Registered
office
- It is quite common and acceptable for the registered office to be the Australian residential address of a director of the company.
- A registered office is a place where certain official documents,
communications or notices to the company may be sent or left - section 142(1)
of the Corporations Act 2001.
- A company must have a registered office in Australia - section
142(1)
of the Corporations Act 2001.
- A post office box CANNOT be specified as an address of a company's
registered office - section 100(1)(c)
of the Corporations Act 2001.
- The company's registered office need not be in the same Australian state or
territory as the state or territory in which the company is taken to be registered
(but it usually is).
- The company's registered office need not be the same place as the company's
principal place of business in Australia (but it often is).
- The company's registered office need not be in the same Australian state or
territory as the company's principal place of business in Australia (but it usually is).

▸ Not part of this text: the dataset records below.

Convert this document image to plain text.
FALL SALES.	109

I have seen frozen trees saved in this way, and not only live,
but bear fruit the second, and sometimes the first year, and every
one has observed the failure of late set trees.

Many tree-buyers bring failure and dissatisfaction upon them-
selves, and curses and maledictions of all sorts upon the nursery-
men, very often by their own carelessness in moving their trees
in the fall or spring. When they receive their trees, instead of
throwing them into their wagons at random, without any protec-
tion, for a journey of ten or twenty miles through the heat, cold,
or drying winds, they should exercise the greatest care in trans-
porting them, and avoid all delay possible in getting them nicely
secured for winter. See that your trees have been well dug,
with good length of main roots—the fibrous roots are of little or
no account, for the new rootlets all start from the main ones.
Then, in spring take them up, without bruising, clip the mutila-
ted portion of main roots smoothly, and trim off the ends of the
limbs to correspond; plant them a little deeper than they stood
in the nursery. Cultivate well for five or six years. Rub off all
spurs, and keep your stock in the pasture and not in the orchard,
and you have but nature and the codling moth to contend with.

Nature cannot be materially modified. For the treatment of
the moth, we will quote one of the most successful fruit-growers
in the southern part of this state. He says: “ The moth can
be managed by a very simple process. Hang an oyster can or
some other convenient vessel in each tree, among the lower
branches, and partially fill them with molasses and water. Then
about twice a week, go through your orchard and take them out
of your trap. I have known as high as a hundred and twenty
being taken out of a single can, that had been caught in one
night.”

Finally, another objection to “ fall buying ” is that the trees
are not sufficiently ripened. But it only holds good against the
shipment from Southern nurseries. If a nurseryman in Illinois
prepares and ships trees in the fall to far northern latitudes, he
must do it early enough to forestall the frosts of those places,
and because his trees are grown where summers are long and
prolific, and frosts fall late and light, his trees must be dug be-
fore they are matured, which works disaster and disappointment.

- A company that does not occupy its registered office must get the actual
occupier's written consent to the company's use of those premises as
its registered office, and must be able to produce the consent to ASIC
if requested to do so - sections 100(2)
and 143(1)
of the Corporations Act 2001. A common example of this scenario occurs when
a company has an arrangement with its solicitors or accountants, whereby
in return for the payment of an annual fee, the company's solicitors
or accountants consent to the company's registered office being located
at their offices - this is a common practice.
- A public company must keep its registered office open to the public
during certain hours - section 145(1)
of the Corporations Act 2001. A private/proprietary company need not do this.